= Gao Jingde =

Chinese politician

Gunter Gao Jingde (高敬德, also known as Ko King-tak) is a member of the Chinese People's Political Consultative Conference (CPPCC) of the People's Republic of China. In April 2010, he was vice-chairman of its Committee of Education, Science, Culture, Health and Sports.

Gao is chairman of Hong Kong private investment company Sunbase International (Holdings) Ltd (新恆基國際(集團)有限公司), established in 1991. The business is active in property investment, transport, infrastructure and technology sectors. A subsidiary, Sunbase International Properties Management Limited, manages all 19 military sites held by the People’s Liberation Army in Hong Kong and provides services to the Hong Kong Government and the Hong Kong branch of the Xinhua news agency.

In June 2011, it was reported that Gao had made two visits to North Korea in 2010 and had secured rights to develop Hwanggumpyong Island as an industrial complex. The island is located at the estuary of the Yalu River, between China's and North Korea's border cities of Dandong and Sinuiju, respectively. He had met with Kim Yong-nam, president of the Presidium of the North Korean Supreme People's Assembly, before a groundbreaking ceremony for the development.

In August 2012, Gao announced that Sunbase would be investing RMB10 billion in oil refining, rubber and related industries in Anning City, Kunming, China.

In March 2016, the District Court in Hong Kong revealed that Sunbase had failed to submit tax returns from 2003 to 2008 due to failure to compile financial statements and had been sued by the Inland Revenue Department.

Gao is a member of the small-circle Election Committee which selects the Chief Executive of the Hong Kong Special Administration Region government.
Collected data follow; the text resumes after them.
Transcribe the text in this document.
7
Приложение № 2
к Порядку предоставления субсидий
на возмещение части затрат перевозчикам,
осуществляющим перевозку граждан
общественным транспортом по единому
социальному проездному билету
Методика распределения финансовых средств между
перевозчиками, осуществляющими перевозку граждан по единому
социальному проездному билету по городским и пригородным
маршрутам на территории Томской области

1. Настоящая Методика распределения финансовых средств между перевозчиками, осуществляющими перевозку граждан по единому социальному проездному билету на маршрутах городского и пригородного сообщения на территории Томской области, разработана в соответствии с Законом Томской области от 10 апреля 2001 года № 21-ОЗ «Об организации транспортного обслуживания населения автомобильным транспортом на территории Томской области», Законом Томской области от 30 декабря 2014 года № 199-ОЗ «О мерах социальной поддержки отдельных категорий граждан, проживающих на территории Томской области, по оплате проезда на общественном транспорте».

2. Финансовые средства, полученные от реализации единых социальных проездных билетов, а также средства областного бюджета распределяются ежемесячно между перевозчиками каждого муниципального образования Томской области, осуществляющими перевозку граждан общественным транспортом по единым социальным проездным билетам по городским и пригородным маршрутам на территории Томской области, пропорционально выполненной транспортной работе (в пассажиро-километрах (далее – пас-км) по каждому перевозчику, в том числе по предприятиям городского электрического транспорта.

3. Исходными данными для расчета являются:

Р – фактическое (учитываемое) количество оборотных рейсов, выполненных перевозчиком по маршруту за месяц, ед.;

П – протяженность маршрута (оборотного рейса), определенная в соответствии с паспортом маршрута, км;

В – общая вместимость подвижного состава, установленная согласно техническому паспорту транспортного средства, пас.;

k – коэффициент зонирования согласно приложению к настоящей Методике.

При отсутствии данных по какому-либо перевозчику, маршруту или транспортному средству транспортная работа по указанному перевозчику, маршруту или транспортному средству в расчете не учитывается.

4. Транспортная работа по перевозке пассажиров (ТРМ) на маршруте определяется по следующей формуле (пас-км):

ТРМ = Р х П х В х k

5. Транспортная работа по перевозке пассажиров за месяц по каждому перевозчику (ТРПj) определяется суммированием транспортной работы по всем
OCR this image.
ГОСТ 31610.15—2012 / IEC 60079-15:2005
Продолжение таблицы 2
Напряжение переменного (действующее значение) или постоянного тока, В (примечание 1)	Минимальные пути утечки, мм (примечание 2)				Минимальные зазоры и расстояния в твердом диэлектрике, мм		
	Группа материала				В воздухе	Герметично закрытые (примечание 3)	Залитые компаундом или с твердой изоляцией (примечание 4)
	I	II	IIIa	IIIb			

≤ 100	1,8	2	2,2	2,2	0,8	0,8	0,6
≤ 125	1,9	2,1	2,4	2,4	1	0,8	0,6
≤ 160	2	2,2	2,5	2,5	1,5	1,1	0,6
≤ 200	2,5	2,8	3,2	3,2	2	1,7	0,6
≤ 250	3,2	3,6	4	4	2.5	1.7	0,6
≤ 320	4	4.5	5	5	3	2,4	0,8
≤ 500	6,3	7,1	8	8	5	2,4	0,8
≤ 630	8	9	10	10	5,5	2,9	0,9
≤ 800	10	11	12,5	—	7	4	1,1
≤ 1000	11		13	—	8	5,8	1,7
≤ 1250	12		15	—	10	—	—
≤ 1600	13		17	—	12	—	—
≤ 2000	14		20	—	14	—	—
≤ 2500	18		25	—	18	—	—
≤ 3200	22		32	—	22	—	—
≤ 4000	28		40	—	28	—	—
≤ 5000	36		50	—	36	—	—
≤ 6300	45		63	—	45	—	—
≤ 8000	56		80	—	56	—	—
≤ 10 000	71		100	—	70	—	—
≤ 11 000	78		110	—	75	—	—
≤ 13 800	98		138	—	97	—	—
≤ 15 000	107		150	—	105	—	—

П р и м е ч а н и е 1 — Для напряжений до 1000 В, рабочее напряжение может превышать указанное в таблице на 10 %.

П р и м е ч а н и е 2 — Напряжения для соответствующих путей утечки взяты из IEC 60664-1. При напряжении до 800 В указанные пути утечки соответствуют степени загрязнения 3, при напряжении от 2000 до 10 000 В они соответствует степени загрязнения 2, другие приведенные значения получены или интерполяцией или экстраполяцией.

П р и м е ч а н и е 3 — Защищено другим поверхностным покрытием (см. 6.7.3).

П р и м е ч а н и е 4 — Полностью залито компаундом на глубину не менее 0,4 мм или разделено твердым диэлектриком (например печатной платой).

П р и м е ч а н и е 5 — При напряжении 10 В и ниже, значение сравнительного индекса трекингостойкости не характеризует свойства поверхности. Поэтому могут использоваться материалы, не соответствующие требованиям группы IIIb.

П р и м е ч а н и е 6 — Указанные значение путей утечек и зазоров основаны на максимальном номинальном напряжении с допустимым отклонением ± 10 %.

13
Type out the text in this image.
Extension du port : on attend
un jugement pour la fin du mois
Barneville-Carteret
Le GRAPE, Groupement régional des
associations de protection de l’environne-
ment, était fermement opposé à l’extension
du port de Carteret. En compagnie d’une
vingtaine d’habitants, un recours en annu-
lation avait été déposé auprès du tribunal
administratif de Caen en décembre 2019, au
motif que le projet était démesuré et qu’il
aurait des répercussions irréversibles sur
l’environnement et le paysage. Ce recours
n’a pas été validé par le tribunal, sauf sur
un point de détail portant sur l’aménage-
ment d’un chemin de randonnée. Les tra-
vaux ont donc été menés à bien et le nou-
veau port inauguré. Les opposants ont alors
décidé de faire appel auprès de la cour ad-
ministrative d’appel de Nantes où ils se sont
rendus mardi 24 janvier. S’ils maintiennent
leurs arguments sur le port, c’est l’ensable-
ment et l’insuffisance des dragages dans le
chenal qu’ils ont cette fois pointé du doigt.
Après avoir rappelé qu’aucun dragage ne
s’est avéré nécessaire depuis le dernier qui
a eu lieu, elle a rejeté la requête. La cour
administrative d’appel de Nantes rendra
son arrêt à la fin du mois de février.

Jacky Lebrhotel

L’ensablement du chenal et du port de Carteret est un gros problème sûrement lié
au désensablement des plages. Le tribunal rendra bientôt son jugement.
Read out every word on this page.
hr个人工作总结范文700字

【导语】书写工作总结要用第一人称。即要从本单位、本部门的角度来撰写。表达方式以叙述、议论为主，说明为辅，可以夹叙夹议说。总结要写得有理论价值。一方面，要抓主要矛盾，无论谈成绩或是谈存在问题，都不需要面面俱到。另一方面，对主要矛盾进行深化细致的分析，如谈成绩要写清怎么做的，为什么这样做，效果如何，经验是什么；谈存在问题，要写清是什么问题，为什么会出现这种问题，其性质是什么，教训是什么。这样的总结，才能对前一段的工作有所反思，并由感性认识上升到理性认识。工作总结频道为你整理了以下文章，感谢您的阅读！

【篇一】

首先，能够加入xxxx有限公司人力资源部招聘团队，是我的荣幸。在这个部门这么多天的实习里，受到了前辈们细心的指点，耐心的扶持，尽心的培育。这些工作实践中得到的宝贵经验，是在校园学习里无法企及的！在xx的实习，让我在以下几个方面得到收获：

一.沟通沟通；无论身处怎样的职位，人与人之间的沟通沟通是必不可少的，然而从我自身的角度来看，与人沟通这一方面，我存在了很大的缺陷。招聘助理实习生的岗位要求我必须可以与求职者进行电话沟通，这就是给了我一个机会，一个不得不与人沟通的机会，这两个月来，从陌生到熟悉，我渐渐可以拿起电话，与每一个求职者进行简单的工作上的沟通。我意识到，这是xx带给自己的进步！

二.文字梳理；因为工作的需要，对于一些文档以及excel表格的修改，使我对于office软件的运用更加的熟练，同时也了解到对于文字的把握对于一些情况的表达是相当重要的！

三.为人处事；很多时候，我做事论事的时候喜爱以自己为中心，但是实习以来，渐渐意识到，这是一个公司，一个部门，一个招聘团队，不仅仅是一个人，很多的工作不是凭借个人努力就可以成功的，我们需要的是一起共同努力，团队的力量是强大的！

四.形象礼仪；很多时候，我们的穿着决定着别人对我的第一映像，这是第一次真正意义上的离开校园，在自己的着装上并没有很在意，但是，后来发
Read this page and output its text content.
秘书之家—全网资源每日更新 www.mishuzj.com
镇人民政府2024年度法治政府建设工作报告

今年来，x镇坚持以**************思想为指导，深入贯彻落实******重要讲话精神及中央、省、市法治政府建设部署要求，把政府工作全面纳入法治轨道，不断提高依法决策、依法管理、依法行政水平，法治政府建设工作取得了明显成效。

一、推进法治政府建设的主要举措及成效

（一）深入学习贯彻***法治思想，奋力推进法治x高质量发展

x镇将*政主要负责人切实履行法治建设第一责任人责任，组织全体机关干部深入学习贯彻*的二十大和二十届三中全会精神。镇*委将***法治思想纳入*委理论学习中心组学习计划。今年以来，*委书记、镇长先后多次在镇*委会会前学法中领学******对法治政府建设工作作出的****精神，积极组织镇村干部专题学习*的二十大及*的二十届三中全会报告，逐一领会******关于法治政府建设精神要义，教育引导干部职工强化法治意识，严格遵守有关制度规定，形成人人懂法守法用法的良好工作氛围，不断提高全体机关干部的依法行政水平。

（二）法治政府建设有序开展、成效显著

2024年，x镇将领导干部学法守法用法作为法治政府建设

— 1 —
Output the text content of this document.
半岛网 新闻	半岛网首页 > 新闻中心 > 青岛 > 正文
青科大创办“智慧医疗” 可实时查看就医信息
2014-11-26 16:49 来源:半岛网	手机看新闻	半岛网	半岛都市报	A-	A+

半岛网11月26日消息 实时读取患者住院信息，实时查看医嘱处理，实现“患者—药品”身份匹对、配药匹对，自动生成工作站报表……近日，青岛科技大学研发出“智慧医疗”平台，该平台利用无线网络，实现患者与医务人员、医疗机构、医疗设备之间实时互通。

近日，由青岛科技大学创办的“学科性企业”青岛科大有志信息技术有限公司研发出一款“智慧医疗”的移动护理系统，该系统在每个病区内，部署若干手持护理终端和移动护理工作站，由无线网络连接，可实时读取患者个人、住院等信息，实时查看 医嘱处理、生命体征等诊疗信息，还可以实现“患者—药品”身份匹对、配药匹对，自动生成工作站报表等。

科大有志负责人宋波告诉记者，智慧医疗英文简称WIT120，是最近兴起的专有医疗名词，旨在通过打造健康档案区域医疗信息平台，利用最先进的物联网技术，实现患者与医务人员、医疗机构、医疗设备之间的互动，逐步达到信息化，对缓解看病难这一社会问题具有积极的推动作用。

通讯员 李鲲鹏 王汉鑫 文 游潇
In June 2016, it was reported that a total of eight organisations with votes on the committee had the same registered address as Sunbase, including the Association of Chinese Culture in Hong Kong of which he is chairman.

Gao, as chairman of Hongkong New Henderson International Group, established a joint venture with Hubei Changjiang Publishing & Media Group (Holdings) Limited in June 2016 which was expected to embody "'six dry' spirit" put forward by Minister Liang Weinian of the Hubei Provincial Party Committee Publicity Department.

On 21 November 2016, at a political fundraising auction held by the Chinese Communist Party's most-favoured political party in Hong Kong, the Democratic Alliance for the Betterment and Progress of Hong Kong (DAB), Gao attracted media attention by paying HK$38.8 million for a four Chinese character work of calligraphy of dubious artistic value produced for the event by the CCP's top representative in Hong Kong at the time.

In late November 2017, Gao, on behalf of a Sunbase-led consortium, proposed building Scandinavia's largest port, at the tiny community of Lysekil, Sweden. The secret offer, with a 10-day expiry, was accepted by the local town officials without public consultation or consideration at the national level, notwithstanding its economic, environmental and security significance. Under Swedish law, the power to approve such projects is entirely in the hands of the local municipal administration and cannot be challenged from above, so it was expected to proceed.